Ferko İnşaat, Levent’te bulunan yeni ofis projesiyle dikkatleri üzerinde topladı. Ferko İnşaat Yönetim Kurulu Başkanı Ferit Meriçten, ofise yönelmelerinde sektörde bu alandaki açığın ciddi rol oynadığını söylüyor.
Tasarımı ve mimarisinin yanı sıra teknolojik özellikleriyle dikkat çeken Ferko Signature projesinin de bu nedenlerle şimdiden hem yerli hem de yabancı ilgisini çektiğini belirtiyor ve “Önümüzdeki dönemde de ofisteki yükseliş sürecek” diye konuşuyor.
Ferko İnşaat, 1990 yılından bu yana hem yurtiçinde hem yurtdışında imza attığı projelerle öne çıkan bir şirket. Yurtdışında Azerbaycan, Türkmenistan, Suudi Arabistan, Afganistan ve Libya’da pek çok inşaat projesine sahip olmasıyla dikkat çekiyor.
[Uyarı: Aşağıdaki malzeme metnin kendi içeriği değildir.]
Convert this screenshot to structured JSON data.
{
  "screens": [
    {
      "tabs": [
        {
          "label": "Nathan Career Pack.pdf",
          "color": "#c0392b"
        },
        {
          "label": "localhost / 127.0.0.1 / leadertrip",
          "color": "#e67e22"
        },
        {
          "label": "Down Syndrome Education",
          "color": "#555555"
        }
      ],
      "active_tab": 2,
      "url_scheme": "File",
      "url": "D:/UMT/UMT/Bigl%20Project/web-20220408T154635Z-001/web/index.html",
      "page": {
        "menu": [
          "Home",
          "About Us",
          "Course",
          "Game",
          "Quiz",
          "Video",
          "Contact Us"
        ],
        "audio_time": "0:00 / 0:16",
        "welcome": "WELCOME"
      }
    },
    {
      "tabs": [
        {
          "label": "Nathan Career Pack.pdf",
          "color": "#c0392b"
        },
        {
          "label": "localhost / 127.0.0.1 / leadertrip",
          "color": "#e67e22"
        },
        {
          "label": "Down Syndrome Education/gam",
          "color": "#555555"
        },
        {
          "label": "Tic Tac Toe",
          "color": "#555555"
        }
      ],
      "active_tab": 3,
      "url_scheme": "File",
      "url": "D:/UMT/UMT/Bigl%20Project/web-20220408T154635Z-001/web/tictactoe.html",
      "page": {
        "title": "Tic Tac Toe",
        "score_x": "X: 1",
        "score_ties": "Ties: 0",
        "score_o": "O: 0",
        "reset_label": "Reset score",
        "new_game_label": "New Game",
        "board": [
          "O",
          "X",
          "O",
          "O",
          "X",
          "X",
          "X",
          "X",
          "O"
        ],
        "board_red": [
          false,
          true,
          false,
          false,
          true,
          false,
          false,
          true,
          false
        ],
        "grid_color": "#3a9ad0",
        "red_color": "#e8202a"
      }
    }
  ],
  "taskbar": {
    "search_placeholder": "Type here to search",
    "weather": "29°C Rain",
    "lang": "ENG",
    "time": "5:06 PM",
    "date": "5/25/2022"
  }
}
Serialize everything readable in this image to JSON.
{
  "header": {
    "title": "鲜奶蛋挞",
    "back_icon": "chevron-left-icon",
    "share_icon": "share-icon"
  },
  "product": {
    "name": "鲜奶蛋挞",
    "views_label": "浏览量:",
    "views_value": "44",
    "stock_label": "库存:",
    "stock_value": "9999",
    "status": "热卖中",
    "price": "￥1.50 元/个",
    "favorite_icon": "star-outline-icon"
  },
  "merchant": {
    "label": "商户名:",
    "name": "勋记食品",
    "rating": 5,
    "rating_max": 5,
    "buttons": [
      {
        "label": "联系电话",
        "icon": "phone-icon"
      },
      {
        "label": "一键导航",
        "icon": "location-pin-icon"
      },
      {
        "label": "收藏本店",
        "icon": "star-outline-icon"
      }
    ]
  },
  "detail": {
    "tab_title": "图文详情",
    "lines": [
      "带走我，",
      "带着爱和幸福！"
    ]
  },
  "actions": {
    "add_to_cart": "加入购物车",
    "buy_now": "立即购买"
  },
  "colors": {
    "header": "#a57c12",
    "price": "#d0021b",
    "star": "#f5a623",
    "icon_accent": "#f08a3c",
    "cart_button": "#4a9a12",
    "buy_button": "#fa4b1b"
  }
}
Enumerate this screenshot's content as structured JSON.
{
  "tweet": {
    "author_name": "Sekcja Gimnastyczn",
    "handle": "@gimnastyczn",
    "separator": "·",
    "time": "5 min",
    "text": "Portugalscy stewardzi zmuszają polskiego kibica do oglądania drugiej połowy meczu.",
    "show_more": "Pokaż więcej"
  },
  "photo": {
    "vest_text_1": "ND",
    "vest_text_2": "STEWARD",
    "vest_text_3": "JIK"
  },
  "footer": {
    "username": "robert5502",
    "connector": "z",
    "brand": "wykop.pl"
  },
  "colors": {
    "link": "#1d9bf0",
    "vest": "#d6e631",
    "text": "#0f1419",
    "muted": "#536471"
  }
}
Yurtiçinde ise Kağıthane’de Papirus Plaza ofisleri ve Metro grossmarket binası, Yeşilköy’de Ferko Manizade Sitesi, Beylerbeyi Bosphorus Palace Hotel, Kemerburgaz’da Kemermall AVM ve Gökmahal Residence, Caddebostan Ragıp Paşa Korusu Konut Kompleksi, Dudullu İMES Park Oteli ve Metro grossmarket kompleksinin ardından şimdi de iddialı bir ofis projesiyle adından söz ettiriyor.
Ferko İnşaat Yönetim Kurulu Başkanı Ferit Meriçten, Levent’te bulunan ve 127 bin metrekare toplam inşaat alanına sahip Ferko Signature’ın dünyanın en önemli mimarlarından Lord Norman Foster’ın İstanbul’daki ilk projesi olduğunu söylüyor. Türk Cumhuriyetleri’nden özellikle Azerbaycan ağırlıklı talepler aldıklarını belirtiyor.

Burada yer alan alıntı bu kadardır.